Artwork of the Indians
Thousands of years before the arrival of European trappers and settlers, early Indians of unknown origins roamed the Wind River Country area and left behind stone tools and other evidence of their presence for archaeologists to discover and ponder. Visit Castle Gardens near Riverton and Torrey Basin near Dubois.
“If you really want to learn about the petroglyphs book a tour with one of the Museums. There is so much more to understand. ” —Ben Verheul, Dubois Resident
Wind River Valley's First Inhabitants
Thousands of years before the arrival of European trappers and settlers, early Indians of unknown origins roamed the Dubois area and left behind stone tools and other evidence of their presence for archaeologists to discover and ponder. But who they were remains a mystery.
The distinctive petroglyphs (rock art) pecked and carved on rocks in the Dinwoody and Torrey basins near Dubois are thought to have been the work of ancestors of the modern-day Shoshone tribes who moved up from the Great Basin around three thousand years ago.
Their descendents, the Sheep Eater Indians (Mountain Shoshone), developed a lifestyle perfectly adapted to their rugged mountain homeland that sustained them for hundreds of years. However, the Sheep Eaters’ harmonious way of life ended when the Yellowstone area became a national park. They were rounded up and moved to other reservations.
The remains of the Sheep Eaters’ hunting traps and blinds, teepee rings, and vision quest sites are still visible in the mountains around Dubois.
courtesy of the Dubois Museum
Petroglyphs are fragile, non-renewable cultural resources that, once damaged, can never be replaced. We encourage you to respect the beliefs of the descendants of those who carved the images on the rocks.
- Avoid touching. Look and observe but do not touch! Please help preserve the petroglyphs by not touching. Even a small amount of the oils from our hands can darken and destroy the carved image.

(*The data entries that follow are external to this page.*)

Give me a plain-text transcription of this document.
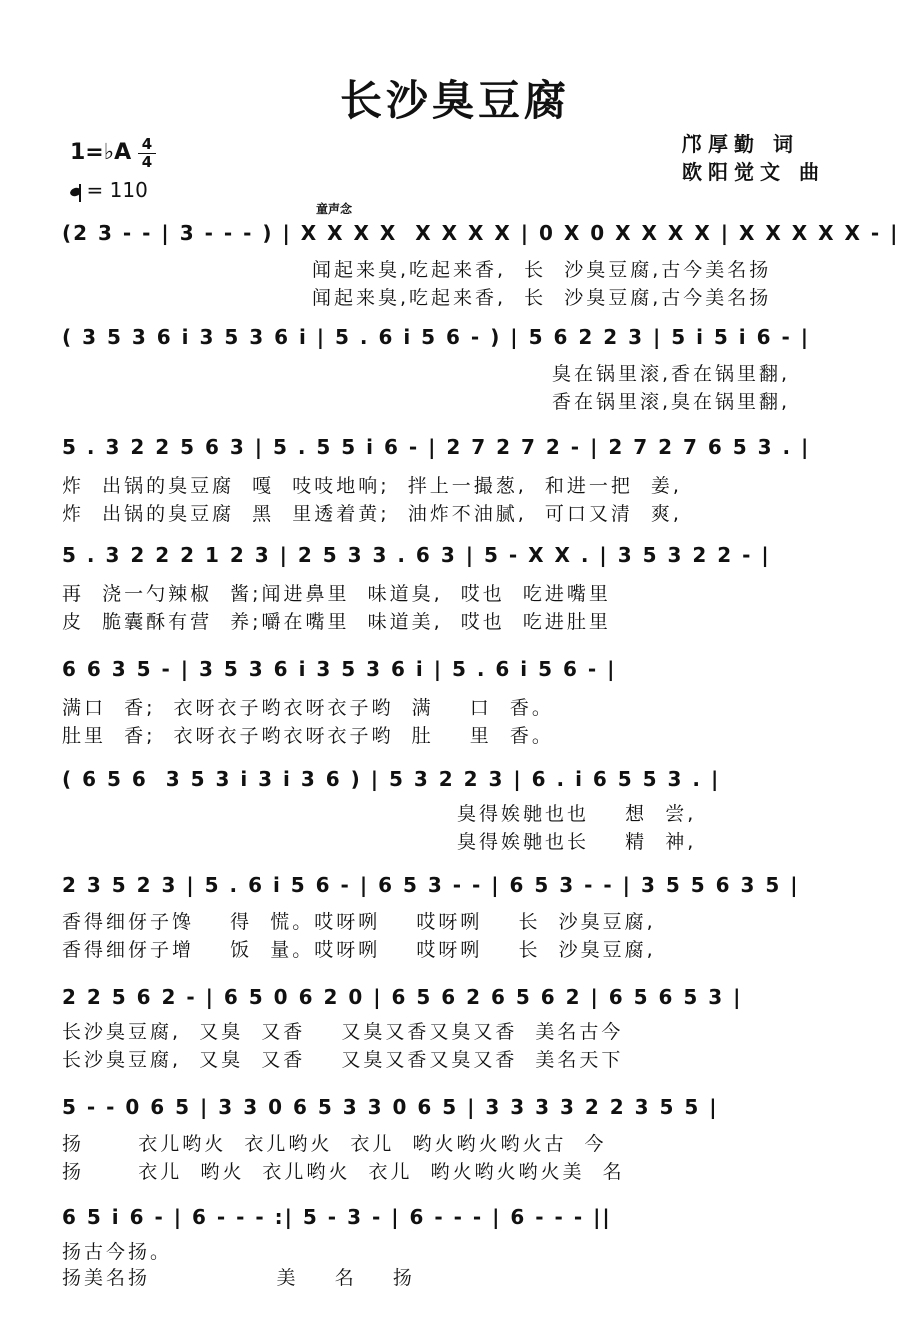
长沙臭豆腐
邝厚勤 词
欧阳觉文 曲
1=♭A 4
4
= 110
童声念
(2 3 - - | 3 - - - ) | X X X X  X X X X | 0 X 0 X X X X | X X X X X - |
闻起来臭,吃起来香,  长  沙臭豆腐,古今美名扬
闻起来臭,吃起来香,  长  沙臭豆腐,古今美名扬
( 3 5 3 6 i 3 5 3 6 i | 5 . 6 i 5 6 - ) | 5 6 2 2 3 | 5 i 5 i 6 - |
臭在锅里滚,香在锅里翻,
香在锅里滚,臭在锅里翻,
5 . 3 2 2 5 6 3 | 5 . 5 5 i 6 - | 2 7 2 7 2 - | 2 7 2 7 6 5 3 . |
炸  出锅的臭豆腐  嘎  吱吱地响;  拌上一撮葱,  和进一把  姜,
炸  出锅的臭豆腐  黑  里透着黄;  油炸不油腻,  可口又清  爽,
5 . 3 2 2 2 1 2 3 | 2 5 3 3 . 6 3 | 5 - X X . | 3 5 3 2 2 - |
再  浇一勺辣椒  酱;闻进鼻里  味道臭,  哎也  吃进嘴里
皮  脆囊酥有营  养;嚼在嘴里  味道美,  哎也  吃进肚里
6 6 3 5 - | 3 5 3 6 i 3 5 3 6 i | 5 . 6 i 5 6 - |
满口  香;  衣呀衣子哟衣呀衣子哟  满    口  香。
肚里  香;  衣呀衣子哟衣呀衣子哟  肚    里  香。
( 6 5 6  3 5 3 i 3 i 3 6 ) | 5 3 2 2 3 | 6 . i 6 5 5 3 . |
臭得娭毑也也    想  尝,
臭得娭毑也长    精  神,
2 3 5 2 3 | 5 . 6 i 5 6 - | 6 5 3 - - | 6 5 3 - - | 3 5 5 6 3 5 |
香得细伢子馋    得  慌。哎呀咧    哎呀咧    长  沙臭豆腐,
香得细伢子增    饭  量。哎呀咧    哎呀咧    长  沙臭豆腐,
2 2 5 6 2 - | 6 5 0 6 2 0 | 6 5 6 2 6 5 6 2 | 6 5 6 5 3 |
长沙臭豆腐,  又臭  又香    又臭又香又臭又香  美名古今
长沙臭豆腐,  又臭  又香    又臭又香又臭又香  美名天下
5 - - 0 6 5 | 3 3 0 6 5 3 3 0 6 5 | 3 3 3 3 2 2 3 5 5 |
扬      衣儿哟火  衣儿哟火  衣儿  哟火哟火哟火古  今
扬      衣儿  哟火  衣儿哟火  衣儿  哟火哟火哟火美  名
6 5 i 6 - | 6 - - - :| 5 - 3 - | 6 - - - | 6 - - - ||
扬古今扬。
扬美名扬              美    名    扬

- Stay on the trails. For your own safety and the preservation of the petroglyphs, stay on designated trails at all times. Climbing among the rocks can dislodge loose stones causing damage to the petroglyph boulders. Falling rocks can hurt people, or may scratch the carved and pecked images causing unintentional damage. Do not re-arrange the rocks or move/remove artifacts from where you find them.

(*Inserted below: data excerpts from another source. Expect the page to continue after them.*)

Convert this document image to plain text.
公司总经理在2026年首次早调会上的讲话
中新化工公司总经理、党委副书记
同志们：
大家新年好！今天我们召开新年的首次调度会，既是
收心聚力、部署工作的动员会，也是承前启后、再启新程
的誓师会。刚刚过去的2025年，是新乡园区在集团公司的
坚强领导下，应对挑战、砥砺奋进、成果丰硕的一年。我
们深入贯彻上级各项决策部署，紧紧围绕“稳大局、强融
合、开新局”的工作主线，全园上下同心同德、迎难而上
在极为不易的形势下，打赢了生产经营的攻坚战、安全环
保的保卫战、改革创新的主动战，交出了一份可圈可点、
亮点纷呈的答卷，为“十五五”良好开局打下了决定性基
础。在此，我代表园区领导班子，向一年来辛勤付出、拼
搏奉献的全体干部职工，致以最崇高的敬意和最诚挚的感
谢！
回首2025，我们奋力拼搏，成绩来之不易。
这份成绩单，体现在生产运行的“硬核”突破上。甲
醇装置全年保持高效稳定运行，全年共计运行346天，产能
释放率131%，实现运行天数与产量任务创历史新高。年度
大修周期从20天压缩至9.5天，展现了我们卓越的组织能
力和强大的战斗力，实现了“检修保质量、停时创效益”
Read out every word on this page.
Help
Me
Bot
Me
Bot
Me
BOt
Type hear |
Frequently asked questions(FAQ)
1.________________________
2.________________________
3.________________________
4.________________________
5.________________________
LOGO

- Photography and sketching is allowed.
- Where dogs are allowed, please keep them on a leash.
My Wind River Petroglyph Experience
I always feel a sense of discovery when I see petroglyphs, even when I know my spotting of the drawings etched in rock is far from the first. It’s like a treasure hunt as you scour the landscape in what seems like the middle of nowhere, looking for that legendary treasure.
Suddenly it isn’t nowhere, but a place laden with history, with messages left from those who called it home hundreds of years earlier.
The history of those who called Wind River Country home thousands of years ago is scattered across the land. The earliest inhabitants left behind stone tools, tipi rings and rock art.
Castle Gardens, outside Riverton, is one of the finest rock art sites in the state and has some of the finest shield art found in the West. The Bureau of Land Management site has picnic facilities and interpretive signs, but be prepared with maps, spare tire, gas, food and water, as it’s off the beaten path, and you might not have cell phone reception. Head south on Highway 789 out of Riverton to Highway 136, also called Gas Hills Road. Turn left and drive 35 miles. Turn left on a dirt road toward Castle Gardens and continue six miles. Turn right at the Castle Gardens sign and drive another five miles to the site.
Castle Gardens and its sandstone cliffs appear rising like an oasis on the windswept prairie. Wander the trail and see how many pictures you can spy etched into the sandstone turrets and towers.
The most famous style of petroglyphs in the area is known as the Castle Gardens Shield Style, depicting warriors with shields, or just the shields alone. They were etched into the rock walls and then painted with pigment made from local minerals leaving traces of color you can still see today. They are believed to date back to 1000 to 1250 AD.
Historians believe rock art was used to record events, mark important places and serve as an outlet for creative expression. The fact that no one knows the exact significance of these images makes them even more intriguing. You might not be the first to see them, but you can imagine a history of the art that is all your own.
On the other side of Wind River, country near Dubois, is another must-see area of rock art. Petroglyphs believed to be the work of the Sheepeater Indians, who called Wind River country home before the arrival of European trappers and explorers, are situated in the Dinwoody and Torrey basins.
Seeing this site takes a little more work, but it’s just as rewarding. Book a tour through the Dubois Museum. The half-day trek will take you to the Torrey Lake Petroglyphs. Treks must be made by reservation in advance and the museum recommends a $50 donation for a half-day trip for a group of up to four people.
Expect a moderate hike with some steep climbs while at elevations higher than 8,000 feet. You’ll see ancient images pecked into large boulders scattered throughout the valley. You’ll have plenty of chances to view different types of petroglyphs and learn about theories on their origins from the museum staff member that leads the expedition.
You’ll get that sense of discovery that makes archaeological sites special throughout your whole trek as you navigate the landscape and strain your eyes to find another piece of art.